FROM THE WEBSITE: DR. KEVIN DUTTON is a psychologist and research fellow at the Faraday Institute for Science and Religion at Cambridge University. His work has been published in journals that include Scientific American Mind, Journal of Experimental Psychology, and Cognition and Emotion.
Reading too much about the neuroscience of the human animal can, I think, be a bit like learning a little too much about how sausage is made. I mean, it’s better to know how things work (and how things are made), but it can sure put you off your favorite food for a while.
Having tempted you with THAT introduction, I nonetheless can recommend “Split Second Persuasion”, which is really a neuroscience book tarted up as a sort of guide book for would-be master persuaders out there.
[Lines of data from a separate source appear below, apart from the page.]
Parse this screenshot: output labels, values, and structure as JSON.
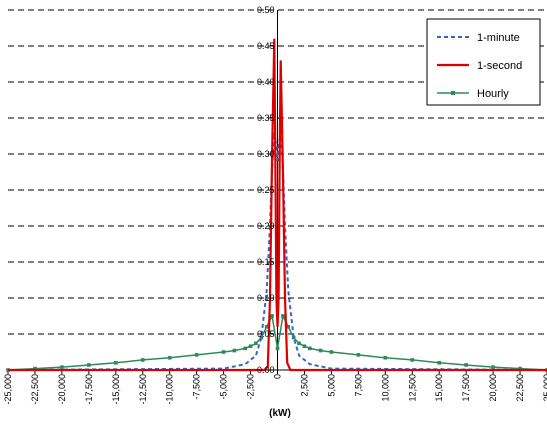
{
  "chart_data": {
    "type": "line",
    "title": "",
    "xlabel": "(kW)",
    "ylabel": "",
    "xlim": [
      -25000,
      25000
    ],
    "ylim": [
      0,
      0.5
    ],
    "grid": "horizontal dashed",
    "legend_position": "top-right",
    "y_ticks": [
      "0.00",
      "0.05",
      "0.10",
      "0.15",
      "0.20",
      "0.25",
      "0.30",
      "0.35",
      "0.40",
      "0.45",
      "0.50"
    ],
    "x_ticks": [
      "-25,000",
      "-22,500",
      "-20,000",
      "-17,500",
      "-15,000",
      "-12,500",
      "-10,000",
      "-7,500",
      "-5,000",
      "-2,500",
      "0",
      "2,500",
      "5,000",
      "7,500",
      "10,000",
      "12,500",
      "15,000",
      "17,500",
      "20,000",
      "22,500",
      "25,000"
    ],
    "series": [
      {
        "name": "1-minute",
        "color": "#3366cc",
        "style": "dashed",
        "x": [
          -25000,
          -5000,
          -3000,
          -2000,
          -1500,
          -1000,
          -700,
          -500,
          -300,
          -100,
          0,
          100,
          300,
          500,
          700,
          1000,
          1500,
          2000,
          3000,
          5000,
          25000
        ],
        "y": [
          0.0,
          0.002,
          0.008,
          0.02,
          0.045,
          0.11,
          0.2,
          0.28,
          0.33,
          0.31,
          0.29,
          0.31,
          0.33,
          0.28,
          0.2,
          0.11,
          0.045,
          0.02,
          0.008,
          0.002,
          0.0
        ]
      },
      {
        "name": "1-second",
        "color": "#dd0000",
        "style": "solid",
        "x": [
          -25000,
          -1200,
          -900,
          -700,
          -500,
          -300,
          -200,
          -100,
          0,
          100,
          200,
          300,
          500,
          700,
          900,
          1200,
          25000
        ],
        "y": [
          0.0,
          0.0,
          0.005,
          0.1,
          0.3,
          0.46,
          0.3,
          0.1,
          0.06,
          0.1,
          0.3,
          0.43,
          0.28,
          0.1,
          0.01,
          0.0,
          0.0
        ],
        "note_free": true
      },
      {
        "name": "Hourly",
        "color": "#2e8b57",
        "style": "solid-markers",
        "x": [
          -25000,
          -22500,
          -20000,
          -17500,
          -15000,
          -12500,
          -10000,
          -7500,
          -5000,
          -4000,
          -3000,
          -2500,
          -2000,
          -1500,
          -1000,
          -500,
          0,
          500,
          1000,
          1500,
          2000,
          2500,
          3000,
          4000,
          5000,
          7500,
          10000,
          12500,
          15000,
          17500,
          20000,
          22500,
          25000
        ],
        "y": [
          0.0,
          0.002,
          0.004,
          0.007,
          0.01,
          0.014,
          0.017,
          0.021,
          0.025,
          0.027,
          0.03,
          0.033,
          0.037,
          0.045,
          0.06,
          0.075,
          0.03,
          0.075,
          0.06,
          0.045,
          0.037,
          0.033,
          0.03,
          0.027,
          0.025,
          0.021,
          0.017,
          0.014,
          0.01,
          0.007,
          0.004,
          0.002,
          0.0
        ]
      }
    ]
  }
}
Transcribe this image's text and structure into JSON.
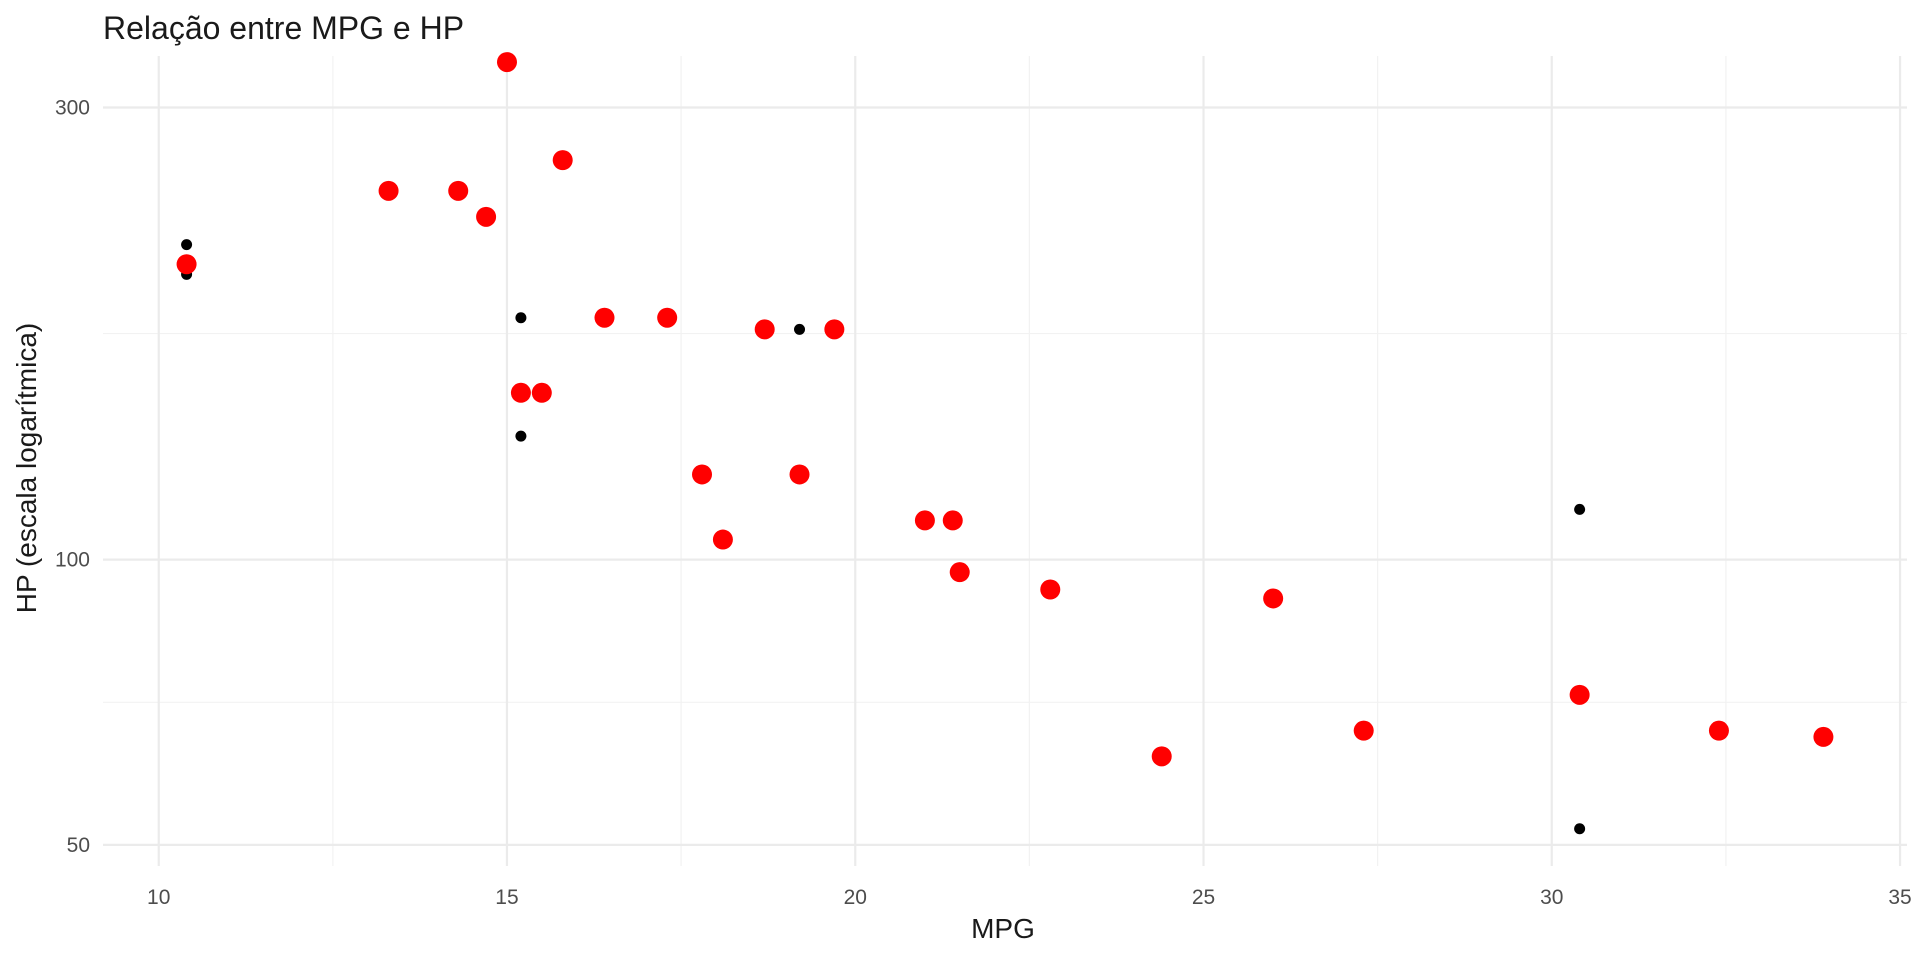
{
  "chart_data": {
    "type": "scatter",
    "title": "Relação entre MPG e HP",
    "xlabel": "MPG",
    "ylabel": "HP (escala logarítmica)",
    "xlim": [
      9.2,
      35.1
    ],
    "ylim": [
      47.5,
      340
    ],
    "y_scale": "log10",
    "grid": true,
    "x_ticks": [
      10,
      15,
      20,
      25,
      30,
      35
    ],
    "x_tick_labels": [
      "10",
      "15",
      "20",
      "25",
      "30",
      "35"
    ],
    "x_minor_ticks": [
      12.5,
      17.5,
      22.5,
      27.5,
      32.5
    ],
    "y_ticks": [
      50,
      100,
      300
    ],
    "y_tick_labels": [
      "50",
      "100",
      "300"
    ],
    "y_minor_ticks": [
      70.7,
      173.2
    ],
    "series": [
      {
        "marker": "small-black",
        "color": "#000000",
        "points": [
          {
            "x": 10.4,
            "y": 215
          },
          {
            "x": 10.4,
            "y": 200
          },
          {
            "x": 15.2,
            "y": 180
          },
          {
            "x": 15.2,
            "y": 135
          },
          {
            "x": 19.2,
            "y": 175
          },
          {
            "x": 19.2,
            "y": 123
          },
          {
            "x": 30.4,
            "y": 113
          },
          {
            "x": 30.4,
            "y": 52
          }
        ]
      },
      {
        "marker": "large-red",
        "color": "#ff0000",
        "points": [
          {
            "x": 10.4,
            "y": 205
          },
          {
            "x": 13.3,
            "y": 245
          },
          {
            "x": 14.3,
            "y": 245
          },
          {
            "x": 14.7,
            "y": 230
          },
          {
            "x": 15.0,
            "y": 335
          },
          {
            "x": 15.8,
            "y": 264
          },
          {
            "x": 15.2,
            "y": 150
          },
          {
            "x": 15.5,
            "y": 150
          },
          {
            "x": 16.4,
            "y": 180
          },
          {
            "x": 17.3,
            "y": 180
          },
          {
            "x": 18.7,
            "y": 175
          },
          {
            "x": 19.7,
            "y": 175
          },
          {
            "x": 19.2,
            "y": 123
          },
          {
            "x": 17.8,
            "y": 123
          },
          {
            "x": 18.1,
            "y": 105
          },
          {
            "x": 21.0,
            "y": 110
          },
          {
            "x": 21.4,
            "y": 110
          },
          {
            "x": 21.5,
            "y": 97
          },
          {
            "x": 22.8,
            "y": 93
          },
          {
            "x": 24.4,
            "y": 62
          },
          {
            "x": 26.0,
            "y": 91
          },
          {
            "x": 27.3,
            "y": 66
          },
          {
            "x": 30.4,
            "y": 72
          },
          {
            "x": 32.4,
            "y": 66
          },
          {
            "x": 33.9,
            "y": 65
          }
        ]
      }
    ]
  }
}
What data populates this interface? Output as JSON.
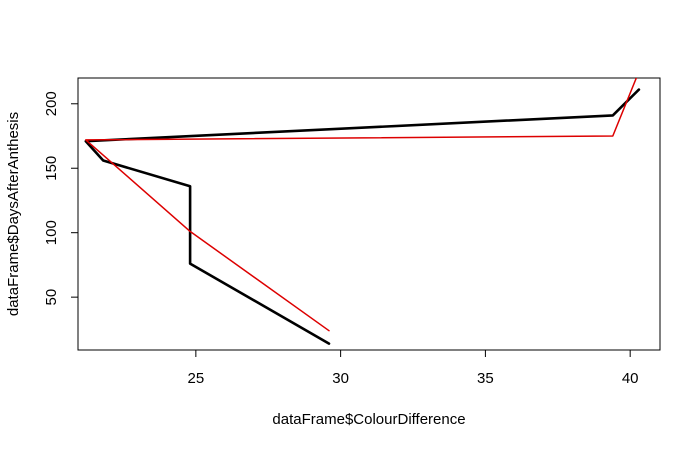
{
  "chart_data": {
    "type": "line",
    "title": "",
    "xlabel": "dataFrame$ColourDifference",
    "ylabel": "dataFrame$DaysAfterAnthesis",
    "xlim": [
      20.93,
      41.03
    ],
    "ylim": [
      9,
      220
    ],
    "xticks": [
      25,
      30,
      35,
      40
    ],
    "yticks": [
      50,
      100,
      150,
      200
    ],
    "grid": false,
    "legend": "none",
    "series": [
      {
        "color": "#000000",
        "width": "thick",
        "x": [
          29.6,
          24.8,
          24.8,
          24.8,
          21.8,
          21.2,
          39.4,
          40.3
        ],
        "y": [
          14,
          76,
          100,
          136,
          156,
          171,
          191,
          211
        ]
      },
      {
        "color": "#dd0000",
        "width": "thin",
        "x": [
          29.6,
          24.8,
          21.2,
          39.4,
          40.3
        ],
        "y": [
          24,
          101,
          172,
          175,
          225
        ]
      }
    ]
  }
}
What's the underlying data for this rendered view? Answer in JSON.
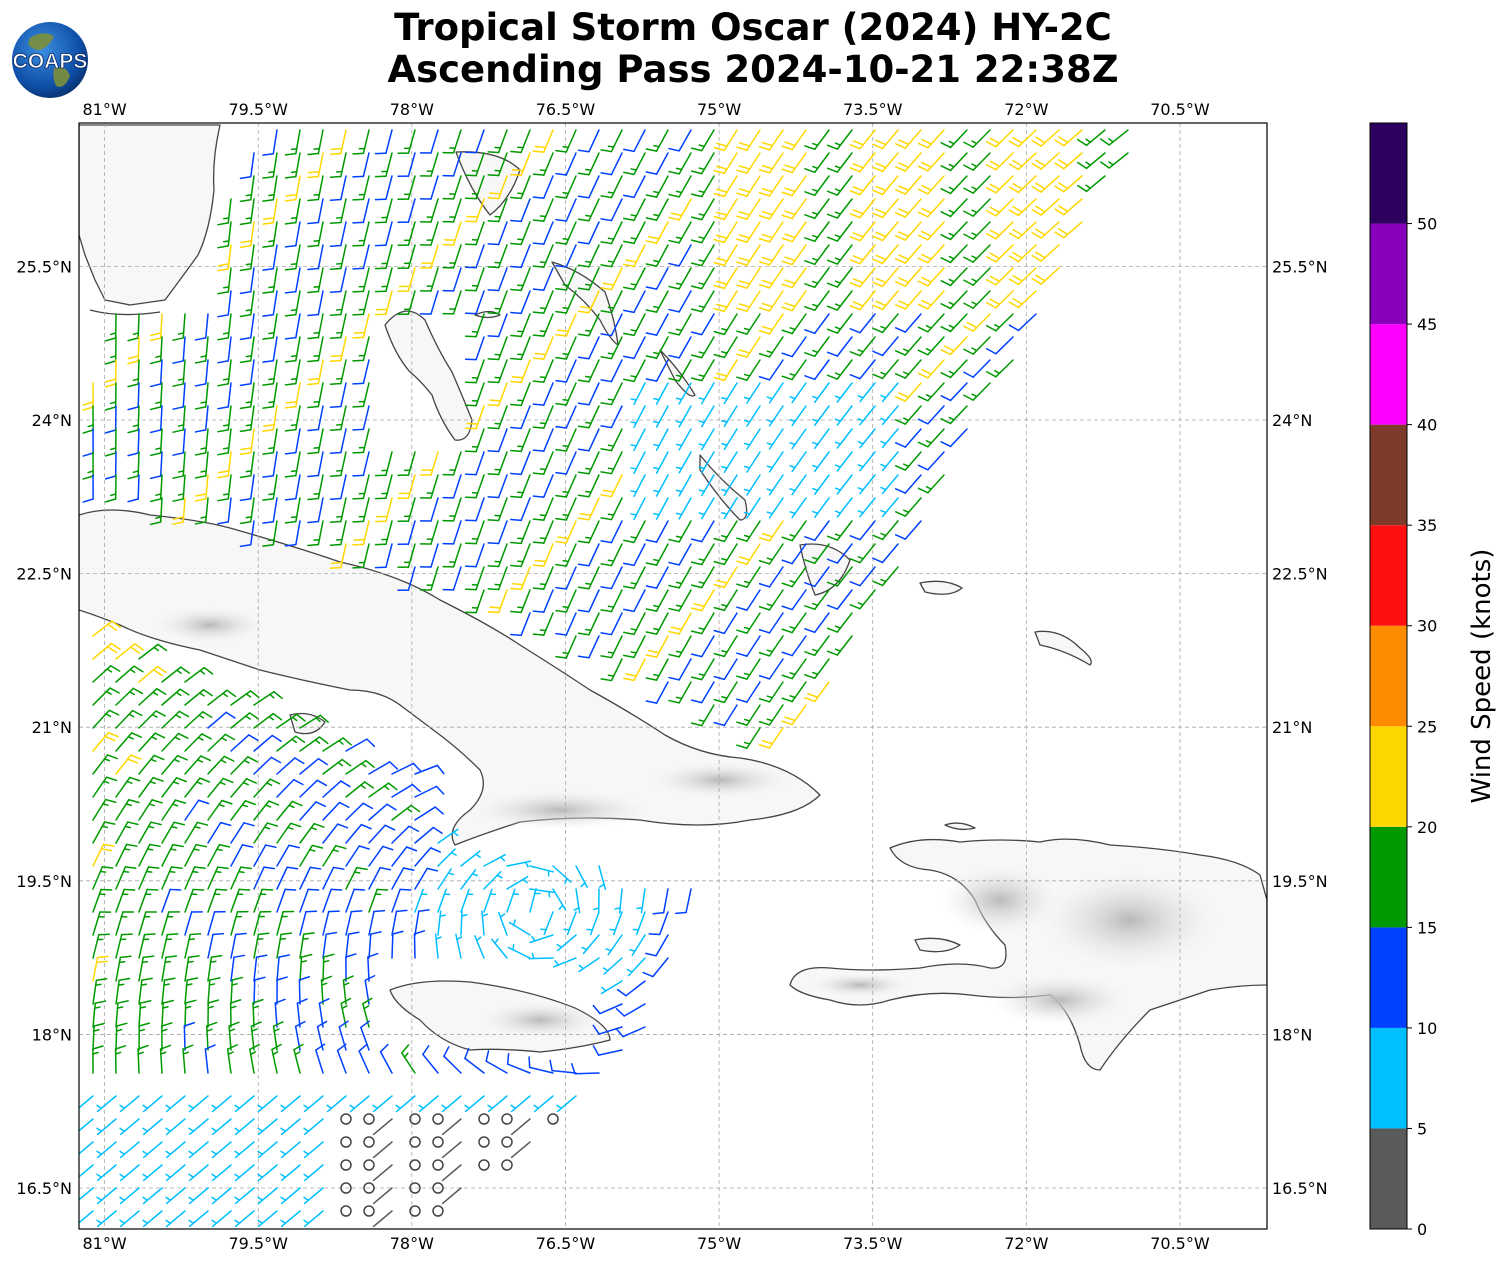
{
  "title": {
    "line1": "Tropical Storm Oscar (2024) HY-2C",
    "line2": "Ascending Pass 2024-10-21 22:38Z"
  },
  "logo": {
    "text": "COAPS"
  },
  "map": {
    "lon_range": [
      -81.25,
      -69.65
    ],
    "lat_range": [
      16.1,
      26.9
    ],
    "lon_ticks": [
      {
        "value": -81,
        "label": "81°W"
      },
      {
        "value": -79.5,
        "label": "79.5°W"
      },
      {
        "value": -78,
        "label": "78°W"
      },
      {
        "value": -76.5,
        "label": "76.5°W"
      },
      {
        "value": -75,
        "label": "75°W"
      },
      {
        "value": -73.5,
        "label": "73.5°W"
      },
      {
        "value": -72,
        "label": "72°W"
      },
      {
        "value": -70.5,
        "label": "70.5°W"
      }
    ],
    "lat_ticks": [
      {
        "value": 25.5,
        "label": "25.5°N"
      },
      {
        "value": 24,
        "label": "24°N"
      },
      {
        "value": 22.5,
        "label": "22.5°N"
      },
      {
        "value": 21,
        "label": "21°N"
      },
      {
        "value": 19.5,
        "label": "19.5°N"
      },
      {
        "value": 18,
        "label": "18°N"
      },
      {
        "value": 16.5,
        "label": "16.5°N"
      }
    ],
    "gridlines": true,
    "storm_center": {
      "lon": -76.8,
      "lat": 19.2
    }
  },
  "colorbar": {
    "label": "Wind Speed (knots)",
    "ticks": [
      0,
      5,
      10,
      15,
      20,
      25,
      30,
      35,
      40,
      45,
      50
    ],
    "colors": [
      "#5a5a5a",
      "#00bfff",
      "#0040ff",
      "#009900",
      "#ffd700",
      "#ff8c00",
      "#ff1010",
      "#7f3b2a",
      "#ff00ff",
      "#8800bb",
      "#2c005e"
    ],
    "max": 55
  }
}
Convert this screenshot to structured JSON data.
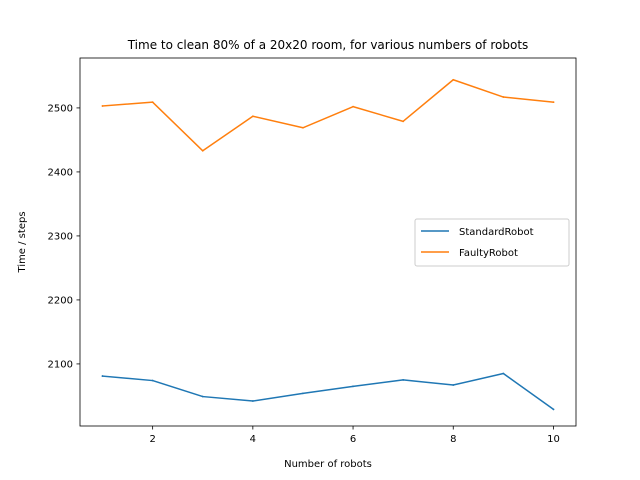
{
  "chart_data": {
    "type": "line",
    "title": "Time to clean 80% of a 20x20 room, for various numbers of robots",
    "xlabel": "Number of robots",
    "ylabel": "Time / steps",
    "x": [
      1,
      2,
      3,
      4,
      5,
      6,
      7,
      8,
      9,
      10
    ],
    "xlim": [
      0.55,
      10.45
    ],
    "ylim": [
      2003,
      2578
    ],
    "xticks": [
      2,
      4,
      6,
      8,
      10
    ],
    "yticks": [
      2100,
      2200,
      2300,
      2400,
      2500
    ],
    "grid": false,
    "legend_position": "center-right",
    "series": [
      {
        "name": "StandardRobot",
        "color": "#1f77b4",
        "values": [
          2081,
          2074,
          2049,
          2042,
          2054,
          2065,
          2075,
          2067,
          2085,
          2029
        ]
      },
      {
        "name": "FaultyRobot",
        "color": "#ff7f0e",
        "values": [
          2503,
          2509,
          2433,
          2487,
          2469,
          2502,
          2479,
          2544,
          2517,
          2509
        ]
      }
    ]
  }
}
The author takes situations we are all familiar with (the person in a tense situation that has said just the right thing to defuse things, the smooth talker that has talked us out of something) and takes us to the root of what is happening inside our brains.
The author is an English psychologist, and he references a boat-load of studies and brain scans that paint a pretty clear picture of not only how our brains work when it comes to “persuasion”, but where the frontiers of this sort of research are right now (which inevitably points to where it might be taking us in the near future).
It’s a highly readable book — seasoned with judicious sprinklings of wit — that includes some experiments on the reader (as well as one of the best descriptions and explanations of psychopathy I’ve yet to run across).
If you have any interest at all in just how it is that your own brain makes its own “sausage” when subject to “persuasion”, you’ll enjoy this book.